Les églises et la recherche de la paix en Centrafrique
En République Centrafricaine, les religions se sont engagées avec détermination dans la résolution de la crise surgie dans ce pays en 2013. Les clergés catholique, islamique et protestant ont joué un rôle important en menant au pays et à l’étranger, un plaidoyer pour le rétablissement de la paix à travers des activités œcuméniques qui ont mobilisé les forces vives de la Nation contre les tensions communautaires.

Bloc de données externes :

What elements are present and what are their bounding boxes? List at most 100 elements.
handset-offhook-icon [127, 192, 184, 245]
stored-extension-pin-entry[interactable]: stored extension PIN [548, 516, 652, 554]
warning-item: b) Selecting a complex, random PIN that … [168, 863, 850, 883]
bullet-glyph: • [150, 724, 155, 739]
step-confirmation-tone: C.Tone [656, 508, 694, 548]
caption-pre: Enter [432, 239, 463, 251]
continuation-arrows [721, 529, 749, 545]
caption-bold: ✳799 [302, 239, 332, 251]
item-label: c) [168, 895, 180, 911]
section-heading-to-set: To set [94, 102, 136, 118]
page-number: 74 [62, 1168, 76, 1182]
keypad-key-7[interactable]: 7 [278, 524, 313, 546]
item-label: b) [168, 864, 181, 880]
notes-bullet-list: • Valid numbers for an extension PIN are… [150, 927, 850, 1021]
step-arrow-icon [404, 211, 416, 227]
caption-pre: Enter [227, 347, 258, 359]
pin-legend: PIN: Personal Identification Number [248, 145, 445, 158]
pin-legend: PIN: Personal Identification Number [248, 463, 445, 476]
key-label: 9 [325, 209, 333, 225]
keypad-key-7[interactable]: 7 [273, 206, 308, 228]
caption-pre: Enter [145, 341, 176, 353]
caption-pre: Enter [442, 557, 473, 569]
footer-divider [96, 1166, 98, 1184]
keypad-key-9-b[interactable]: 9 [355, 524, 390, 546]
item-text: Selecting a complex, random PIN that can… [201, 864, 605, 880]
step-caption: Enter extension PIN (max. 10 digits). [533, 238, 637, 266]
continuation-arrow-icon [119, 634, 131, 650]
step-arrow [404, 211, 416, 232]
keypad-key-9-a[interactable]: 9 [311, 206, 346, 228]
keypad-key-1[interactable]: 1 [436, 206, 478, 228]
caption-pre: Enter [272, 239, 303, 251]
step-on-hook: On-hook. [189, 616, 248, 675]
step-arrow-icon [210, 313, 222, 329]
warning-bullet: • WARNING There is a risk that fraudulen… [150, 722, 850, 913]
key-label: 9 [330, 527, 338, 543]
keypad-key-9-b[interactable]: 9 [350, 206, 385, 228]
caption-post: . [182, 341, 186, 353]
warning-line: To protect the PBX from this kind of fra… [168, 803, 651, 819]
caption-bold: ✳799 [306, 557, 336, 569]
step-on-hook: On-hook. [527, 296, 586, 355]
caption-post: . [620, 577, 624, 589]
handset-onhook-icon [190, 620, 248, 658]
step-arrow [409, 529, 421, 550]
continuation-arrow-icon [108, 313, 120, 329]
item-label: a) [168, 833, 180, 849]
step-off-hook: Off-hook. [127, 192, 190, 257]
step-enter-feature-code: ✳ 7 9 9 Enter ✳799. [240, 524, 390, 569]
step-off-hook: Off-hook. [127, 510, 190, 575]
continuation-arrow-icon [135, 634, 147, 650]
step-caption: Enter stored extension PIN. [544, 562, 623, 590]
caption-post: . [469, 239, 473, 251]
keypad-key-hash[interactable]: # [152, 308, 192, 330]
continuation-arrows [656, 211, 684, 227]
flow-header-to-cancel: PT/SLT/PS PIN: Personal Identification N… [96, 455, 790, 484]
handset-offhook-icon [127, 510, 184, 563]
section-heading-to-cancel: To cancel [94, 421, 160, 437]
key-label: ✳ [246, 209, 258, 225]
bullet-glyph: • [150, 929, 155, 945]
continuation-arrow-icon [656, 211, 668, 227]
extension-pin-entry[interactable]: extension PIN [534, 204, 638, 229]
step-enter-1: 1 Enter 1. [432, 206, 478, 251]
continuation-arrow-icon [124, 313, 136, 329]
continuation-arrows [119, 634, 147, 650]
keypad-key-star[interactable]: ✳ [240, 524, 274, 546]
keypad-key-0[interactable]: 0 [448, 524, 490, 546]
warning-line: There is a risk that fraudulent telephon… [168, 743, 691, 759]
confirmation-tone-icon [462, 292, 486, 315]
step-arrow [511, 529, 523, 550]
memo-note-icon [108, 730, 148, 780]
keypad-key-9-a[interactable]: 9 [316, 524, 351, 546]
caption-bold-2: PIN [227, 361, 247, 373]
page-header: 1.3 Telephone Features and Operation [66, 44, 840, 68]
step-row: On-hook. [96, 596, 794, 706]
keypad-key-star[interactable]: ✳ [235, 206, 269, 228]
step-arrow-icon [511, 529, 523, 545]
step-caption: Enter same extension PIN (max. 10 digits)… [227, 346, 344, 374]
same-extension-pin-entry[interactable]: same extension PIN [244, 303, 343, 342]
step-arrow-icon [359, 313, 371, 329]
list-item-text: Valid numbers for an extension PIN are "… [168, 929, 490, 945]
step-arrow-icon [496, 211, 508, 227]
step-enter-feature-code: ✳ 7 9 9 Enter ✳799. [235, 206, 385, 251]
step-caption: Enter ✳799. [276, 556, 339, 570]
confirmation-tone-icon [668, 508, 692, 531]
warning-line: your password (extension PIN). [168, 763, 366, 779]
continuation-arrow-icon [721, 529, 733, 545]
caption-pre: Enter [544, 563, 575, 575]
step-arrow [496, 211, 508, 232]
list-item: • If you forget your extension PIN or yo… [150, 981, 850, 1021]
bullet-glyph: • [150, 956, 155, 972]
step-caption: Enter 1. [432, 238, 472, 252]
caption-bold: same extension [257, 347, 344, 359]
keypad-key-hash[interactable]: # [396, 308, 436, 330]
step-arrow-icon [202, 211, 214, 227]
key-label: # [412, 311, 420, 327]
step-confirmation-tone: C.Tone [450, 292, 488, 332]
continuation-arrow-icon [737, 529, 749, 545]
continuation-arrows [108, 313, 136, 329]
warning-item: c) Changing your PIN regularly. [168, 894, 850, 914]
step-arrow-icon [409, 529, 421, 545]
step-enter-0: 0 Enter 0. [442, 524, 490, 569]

Monsengwo et Etsou contre Mobutu et Kabila
Juin 1989, le cardinal Joseph-Albert Malula meurt à Kinshasa. Il a 72 ans. Son successeur, Frédéric Etsou Bamungwabi créé cardinal en 1991 par le pape Jean-Paul II, dirige la Conférence épiscopale nationale du Zaïre (actuel Cenco) à partir de 2000. S’il n’y a pas de crise ouverte entre Etsou et le pouvoir de Joseph Kabila, il fait cependant les déclarations commentées en sens divers. En mai 2004, il dit que «des forces obscures utilisent les frustrations ethniques pour s’emparer des richesses du territoire». En avril 2006, il appelle les Congolais à «récupérer le pays des mains des étrangers lors des élections de novembre. Vous avez abandonné le pays aux étrangers qui sont en train de le diviser. Nous ne faisons pas la politique… l’Église catholique a le devoir de donner un message d’amour, de dialogue et de tolérance en cette période décisive de l’histoire de notre pays». Le 13 novembre 2006, peu avant la publication de la victoire de Joseph Kabila à l’élection présidentielle, le cardinal Etsou lâche sur RFI: «Moi, comme pasteur, je n’accepte pas le mensonge. Malu-Malu en tant qu’abbé ne peut cautionner le mensonge. Nous voulons par les urnes la paix». Il mourra à Louvain (Belgique) en janvier 2007, à 77 ans, non sans avoir pratiquement maudit l’alors président élu Joseph Kabila. Son successeur, Laurent Monsengwo s’est, à son tour brouillé avec JKK en demandant aux «médiocres» de «dégager». L’histoire se répète avec l’actuel président congolais Félix Antoine Tshisekedi qui, après avoir vu son élection contestée par la toute puissante Cenco, se trouve lui aussi dans l’œil du cyclone.